La vidéo qui fait suite est en effet, celle qui fût prise lors de cette magnifique Croisière « Enchantée », que je pourrais aussi nommer « L’Opéra en Seine »… à bord du Remorqueur « Gazelle », lors de laquelle j’ai, entre autre, interprété l’Air des Bijoux.
Eole ayant été, lors de cette soirée, plutôt vaillant, son souffle se conjugue au mien, tout en me faisant une certaine concurrence…
Vous voudrez bien nous en excuser. Et, je m’engage à essayer une prochaine fois de le prier de nous accorder une petite trêve…afin de vous faire partager ce moment en toute sérénité.

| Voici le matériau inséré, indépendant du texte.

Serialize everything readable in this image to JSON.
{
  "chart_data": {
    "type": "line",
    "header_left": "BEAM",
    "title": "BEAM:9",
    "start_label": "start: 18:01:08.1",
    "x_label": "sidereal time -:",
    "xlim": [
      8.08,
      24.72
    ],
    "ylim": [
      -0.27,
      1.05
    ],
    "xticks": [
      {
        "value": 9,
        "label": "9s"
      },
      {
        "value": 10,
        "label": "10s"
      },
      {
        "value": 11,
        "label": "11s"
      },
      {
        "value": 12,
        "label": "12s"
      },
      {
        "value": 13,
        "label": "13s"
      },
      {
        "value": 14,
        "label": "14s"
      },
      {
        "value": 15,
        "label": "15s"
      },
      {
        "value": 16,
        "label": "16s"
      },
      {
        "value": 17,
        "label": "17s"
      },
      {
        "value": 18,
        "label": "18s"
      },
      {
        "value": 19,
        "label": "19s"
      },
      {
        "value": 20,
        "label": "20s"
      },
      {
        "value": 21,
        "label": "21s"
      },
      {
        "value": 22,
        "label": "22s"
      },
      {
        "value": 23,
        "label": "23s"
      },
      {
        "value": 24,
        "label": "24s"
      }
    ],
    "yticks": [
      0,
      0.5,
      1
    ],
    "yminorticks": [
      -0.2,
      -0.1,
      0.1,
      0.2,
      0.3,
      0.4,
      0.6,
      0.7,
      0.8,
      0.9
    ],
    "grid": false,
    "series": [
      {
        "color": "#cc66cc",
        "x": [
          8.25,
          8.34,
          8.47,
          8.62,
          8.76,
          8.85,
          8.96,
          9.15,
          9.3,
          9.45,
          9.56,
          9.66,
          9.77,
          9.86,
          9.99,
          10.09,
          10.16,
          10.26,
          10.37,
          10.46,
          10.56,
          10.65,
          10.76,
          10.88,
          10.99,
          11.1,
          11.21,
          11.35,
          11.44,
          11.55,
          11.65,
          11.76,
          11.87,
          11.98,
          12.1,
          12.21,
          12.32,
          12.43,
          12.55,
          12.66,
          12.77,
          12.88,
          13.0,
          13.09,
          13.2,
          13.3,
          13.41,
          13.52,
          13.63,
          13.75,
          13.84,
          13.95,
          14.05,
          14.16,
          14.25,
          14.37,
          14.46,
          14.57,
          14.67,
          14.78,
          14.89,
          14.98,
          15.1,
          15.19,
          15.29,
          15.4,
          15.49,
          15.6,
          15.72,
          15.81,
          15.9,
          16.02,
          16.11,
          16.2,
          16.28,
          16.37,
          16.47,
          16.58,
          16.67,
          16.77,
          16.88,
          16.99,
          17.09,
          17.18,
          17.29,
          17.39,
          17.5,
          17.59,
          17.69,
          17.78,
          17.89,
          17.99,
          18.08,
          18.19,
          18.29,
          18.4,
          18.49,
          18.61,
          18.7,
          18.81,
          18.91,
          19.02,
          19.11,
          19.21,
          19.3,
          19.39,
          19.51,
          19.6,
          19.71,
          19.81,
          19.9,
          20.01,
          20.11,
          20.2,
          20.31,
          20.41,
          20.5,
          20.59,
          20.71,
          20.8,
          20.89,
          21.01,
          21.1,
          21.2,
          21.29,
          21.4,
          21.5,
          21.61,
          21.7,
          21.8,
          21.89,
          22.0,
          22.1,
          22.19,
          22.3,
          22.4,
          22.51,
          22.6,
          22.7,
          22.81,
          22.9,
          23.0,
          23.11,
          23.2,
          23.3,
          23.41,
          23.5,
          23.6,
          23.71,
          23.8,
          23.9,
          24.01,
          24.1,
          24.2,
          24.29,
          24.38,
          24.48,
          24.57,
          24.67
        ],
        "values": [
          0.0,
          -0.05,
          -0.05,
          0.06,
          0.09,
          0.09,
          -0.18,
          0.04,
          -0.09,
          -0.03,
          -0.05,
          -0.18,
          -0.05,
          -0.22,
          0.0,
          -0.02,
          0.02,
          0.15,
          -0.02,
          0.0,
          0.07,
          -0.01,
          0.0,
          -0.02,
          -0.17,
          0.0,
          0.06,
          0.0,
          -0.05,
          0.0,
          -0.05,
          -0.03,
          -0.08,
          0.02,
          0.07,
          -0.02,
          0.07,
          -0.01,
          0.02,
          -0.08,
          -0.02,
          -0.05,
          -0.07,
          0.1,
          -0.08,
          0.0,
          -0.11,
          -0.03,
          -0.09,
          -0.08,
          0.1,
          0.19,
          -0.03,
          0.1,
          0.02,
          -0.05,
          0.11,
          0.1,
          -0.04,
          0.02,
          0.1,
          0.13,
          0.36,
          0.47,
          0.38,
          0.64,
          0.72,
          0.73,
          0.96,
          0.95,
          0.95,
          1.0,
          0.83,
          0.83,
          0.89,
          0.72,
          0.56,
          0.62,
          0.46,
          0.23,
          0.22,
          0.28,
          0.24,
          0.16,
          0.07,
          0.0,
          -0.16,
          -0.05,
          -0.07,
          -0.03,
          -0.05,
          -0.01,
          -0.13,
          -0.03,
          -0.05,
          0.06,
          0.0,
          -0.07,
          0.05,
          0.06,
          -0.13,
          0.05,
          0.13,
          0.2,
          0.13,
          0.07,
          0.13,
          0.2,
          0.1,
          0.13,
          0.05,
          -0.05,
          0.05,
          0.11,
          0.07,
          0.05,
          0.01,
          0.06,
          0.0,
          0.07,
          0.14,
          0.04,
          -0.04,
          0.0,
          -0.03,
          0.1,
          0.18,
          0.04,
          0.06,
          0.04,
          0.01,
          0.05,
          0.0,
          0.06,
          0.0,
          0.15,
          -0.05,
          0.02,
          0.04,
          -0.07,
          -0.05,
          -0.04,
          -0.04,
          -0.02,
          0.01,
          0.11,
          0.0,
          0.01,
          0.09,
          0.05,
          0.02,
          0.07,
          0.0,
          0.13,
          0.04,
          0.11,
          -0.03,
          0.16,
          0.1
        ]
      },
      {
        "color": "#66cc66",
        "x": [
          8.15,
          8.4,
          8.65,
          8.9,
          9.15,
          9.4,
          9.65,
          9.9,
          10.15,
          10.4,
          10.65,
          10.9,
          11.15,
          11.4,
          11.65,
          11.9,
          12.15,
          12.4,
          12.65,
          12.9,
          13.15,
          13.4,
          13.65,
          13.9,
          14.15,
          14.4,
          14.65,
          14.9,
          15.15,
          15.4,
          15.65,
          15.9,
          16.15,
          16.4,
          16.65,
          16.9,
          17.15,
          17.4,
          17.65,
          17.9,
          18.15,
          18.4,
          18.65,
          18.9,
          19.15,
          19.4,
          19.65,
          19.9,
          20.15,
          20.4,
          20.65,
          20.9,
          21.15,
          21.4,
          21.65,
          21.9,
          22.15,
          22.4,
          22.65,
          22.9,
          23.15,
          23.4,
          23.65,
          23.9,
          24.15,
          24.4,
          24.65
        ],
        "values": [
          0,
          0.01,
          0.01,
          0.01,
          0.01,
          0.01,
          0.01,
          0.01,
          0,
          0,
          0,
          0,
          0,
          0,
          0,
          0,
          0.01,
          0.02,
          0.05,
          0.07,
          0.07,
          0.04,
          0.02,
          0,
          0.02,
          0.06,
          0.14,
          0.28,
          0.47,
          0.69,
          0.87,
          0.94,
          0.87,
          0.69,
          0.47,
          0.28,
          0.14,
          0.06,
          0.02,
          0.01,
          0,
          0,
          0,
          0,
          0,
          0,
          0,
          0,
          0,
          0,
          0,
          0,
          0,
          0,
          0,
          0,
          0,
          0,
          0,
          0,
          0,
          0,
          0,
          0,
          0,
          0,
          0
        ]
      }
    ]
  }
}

Je conclurai par cette jolie phrase qui s’est elle même imposée à moi à l’occasion de cette nouvelle « Aventure » de « la Diva en Liberté »:
Quelle plus belle Scène pour moi que cette Seine là?
Puisse cette Seine là être ma Scène à moi!

En vous souhaitant une excellente fin de semaine, le soleil et la douceur réapparaissants…
Après la pluie toujours vient le beau temps…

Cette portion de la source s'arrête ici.